In further backing up the confidence that we have with our results, we can generate a “quality of fit” model that plots residual error against each of the fitted models that were developed in our original analysis of variance (ANOVA).
#Create a "Quality of Fit Model" that plots the residuals of "model_hits" against its fitted model.
plot(fitted(model_hits),residuals(model_hits))
#Create a "Quality of Fit Model" that plots the residuals of "model_homeruns" against its fitted model.
plot(fitted(model_homeruns),residuals(model_homeruns))
#Create a "Quality of Fit Model" that plots the residuals of "model_interaction" against its fitted model.
plot(fitted(model_interaction),residuals(model_interaction))
Because each of the resulting plots appears to be scatted and clumped around zero, each of the three ANOVA models developed suggests good fit.
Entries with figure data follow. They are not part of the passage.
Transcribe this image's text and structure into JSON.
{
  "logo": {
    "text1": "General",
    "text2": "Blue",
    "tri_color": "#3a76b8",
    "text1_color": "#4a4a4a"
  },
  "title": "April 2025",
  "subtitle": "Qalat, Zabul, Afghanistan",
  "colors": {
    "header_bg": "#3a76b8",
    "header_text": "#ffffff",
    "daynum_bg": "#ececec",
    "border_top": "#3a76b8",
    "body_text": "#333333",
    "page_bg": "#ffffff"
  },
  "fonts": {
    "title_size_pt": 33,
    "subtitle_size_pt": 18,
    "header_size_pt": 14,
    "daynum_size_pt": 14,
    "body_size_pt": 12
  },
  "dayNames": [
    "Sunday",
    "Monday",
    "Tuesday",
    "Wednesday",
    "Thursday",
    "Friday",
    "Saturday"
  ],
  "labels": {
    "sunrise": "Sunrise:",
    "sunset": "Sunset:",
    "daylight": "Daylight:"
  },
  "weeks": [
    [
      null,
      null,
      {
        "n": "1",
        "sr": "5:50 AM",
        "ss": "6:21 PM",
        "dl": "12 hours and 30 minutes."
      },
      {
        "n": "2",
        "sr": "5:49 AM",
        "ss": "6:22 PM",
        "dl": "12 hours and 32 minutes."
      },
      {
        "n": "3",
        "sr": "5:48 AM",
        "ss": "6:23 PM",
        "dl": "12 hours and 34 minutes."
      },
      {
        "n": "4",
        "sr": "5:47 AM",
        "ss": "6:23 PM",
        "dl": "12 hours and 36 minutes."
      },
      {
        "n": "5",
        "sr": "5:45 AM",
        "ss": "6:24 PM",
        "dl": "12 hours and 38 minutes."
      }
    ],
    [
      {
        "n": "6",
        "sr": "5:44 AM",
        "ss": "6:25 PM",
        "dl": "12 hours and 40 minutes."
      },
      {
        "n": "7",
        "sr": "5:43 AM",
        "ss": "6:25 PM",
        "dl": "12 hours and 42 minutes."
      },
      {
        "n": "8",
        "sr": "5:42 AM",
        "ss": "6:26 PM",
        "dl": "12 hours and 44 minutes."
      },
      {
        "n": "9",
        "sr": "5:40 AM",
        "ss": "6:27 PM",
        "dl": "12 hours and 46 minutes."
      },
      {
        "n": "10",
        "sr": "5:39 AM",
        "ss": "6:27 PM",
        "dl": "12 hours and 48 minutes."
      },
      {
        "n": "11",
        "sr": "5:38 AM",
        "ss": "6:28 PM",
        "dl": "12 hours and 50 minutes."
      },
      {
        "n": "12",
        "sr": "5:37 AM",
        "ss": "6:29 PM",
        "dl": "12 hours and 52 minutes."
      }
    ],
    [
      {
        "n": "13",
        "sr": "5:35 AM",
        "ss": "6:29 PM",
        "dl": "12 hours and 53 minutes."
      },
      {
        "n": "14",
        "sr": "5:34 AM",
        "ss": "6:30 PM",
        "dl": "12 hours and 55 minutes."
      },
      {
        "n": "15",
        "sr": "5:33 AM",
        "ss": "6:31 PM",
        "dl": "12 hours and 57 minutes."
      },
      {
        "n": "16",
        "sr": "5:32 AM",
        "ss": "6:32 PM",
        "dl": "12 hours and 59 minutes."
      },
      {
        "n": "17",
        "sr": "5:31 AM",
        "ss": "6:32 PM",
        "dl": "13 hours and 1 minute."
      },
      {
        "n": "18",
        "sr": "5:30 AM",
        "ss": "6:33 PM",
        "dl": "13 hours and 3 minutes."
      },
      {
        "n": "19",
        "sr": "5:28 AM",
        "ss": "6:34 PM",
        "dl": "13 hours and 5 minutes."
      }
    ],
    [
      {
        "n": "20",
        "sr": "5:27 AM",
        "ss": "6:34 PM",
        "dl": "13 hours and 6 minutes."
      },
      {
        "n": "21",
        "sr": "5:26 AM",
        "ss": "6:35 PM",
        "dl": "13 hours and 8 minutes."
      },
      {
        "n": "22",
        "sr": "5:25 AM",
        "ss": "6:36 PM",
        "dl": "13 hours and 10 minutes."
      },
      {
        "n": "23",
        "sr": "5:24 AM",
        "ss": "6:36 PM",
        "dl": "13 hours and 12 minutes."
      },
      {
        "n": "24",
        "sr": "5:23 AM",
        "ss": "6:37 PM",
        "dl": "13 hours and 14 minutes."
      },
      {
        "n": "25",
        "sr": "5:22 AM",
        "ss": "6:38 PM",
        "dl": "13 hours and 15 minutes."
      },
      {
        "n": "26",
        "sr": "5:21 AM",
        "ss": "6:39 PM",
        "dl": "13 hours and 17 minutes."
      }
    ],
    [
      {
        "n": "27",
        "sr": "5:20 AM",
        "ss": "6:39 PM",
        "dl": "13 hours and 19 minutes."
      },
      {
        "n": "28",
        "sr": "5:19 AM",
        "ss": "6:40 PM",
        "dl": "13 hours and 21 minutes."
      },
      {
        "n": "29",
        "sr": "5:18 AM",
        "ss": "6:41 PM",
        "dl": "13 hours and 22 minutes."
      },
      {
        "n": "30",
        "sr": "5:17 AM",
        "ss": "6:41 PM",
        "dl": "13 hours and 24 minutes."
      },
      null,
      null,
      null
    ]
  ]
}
Thus, we can confindently rely on both the modeling approach that we carried out and the dataset that we analyzed in justifying the significance of our results.
If our modeling assumptions failed in our analysis, we can still err on the side of caution by performing the nonparametric Kruskal-Wallis rank sum test to back up our original results (which will help us to decide whether the population distributions are identical without necessarily exhibiting a normal distribution)
#Perform Kruskal-Wallis Rank Sum Test on 'W' within the "teams_forty" dataset for both 'H' and 'HR' (identical populations is assummed if p > 0.05).
kruskal.test(teams_forty[,"W"],teams_forty$H)
##
## Kruskal-Wallis rank sum test
##
## data: teams_forty[, "W"] and teams_forty$H
## Kruskal-Wallis chi-squared = 209.2336, df = 2, p-value < 2.2e-16
kruskal.test(teams_forty[,"W"],teams_forty$HR)
##
## Kruskal-Wallis rank sum test
##
## data: teams_forty[, "W"] and teams_forty$HR
## Kruskal-Wallis chi-squared = 111.1244, df = 1, p-value < 2.2e-16
Since the p-values for both of the resulting Kruskal-Wallis rank sum tests that consider the factors ‘H’ and ‘HR’ against the response variable ‘W’ are less than 0.05, we can assume that the mean values of the number of regular season wins that a given team earns in a given year compared to both the different number of hits and homeruns earned by a given team in a given year (considered separately) are comparatively nonidentical populations. Therefore, this result suggests that we would reject the null hypothesis of our main experiment, leading us to believe that the number of hits and homeruns (considered separately) earned by a given team in a given year likely does have a significant effect on the number of regular season wins that a given team earns in a given year in our analysis. Furthermore, in addition to treating our data in such a way that uses a nonparametric analysis upon any realization that normality cannot be assumed, transformations such as the “Box-Cox Power Transformation” certainly could have been performed on the data to make it approximately normal. However, these transformations would not be necessary for this analysis, since the nonparametric significance results that we generated by using the Kruskal-Wallis rank sums test were suitable in giving us confidence in the results of our analysis.
[1] Lahman, S. (1996-2014). Lahman’s Baseball Database.
The updated version of the database contains complete batting and pitching statistics from 1871 to 2013, plus fielding statistics, standings, team stats, managerial records, post-season data, and more (http://www.seanlahman.com/baseball-archive/statistics/). For more details on the latest release, please read the following documentation (http://seanlahman.com/files/database/readme2012.txt). The database can be used on any platform, but please be aware that this is not a standalone application. It is a database that requires Microsoft Access or some other relational database software to be useful.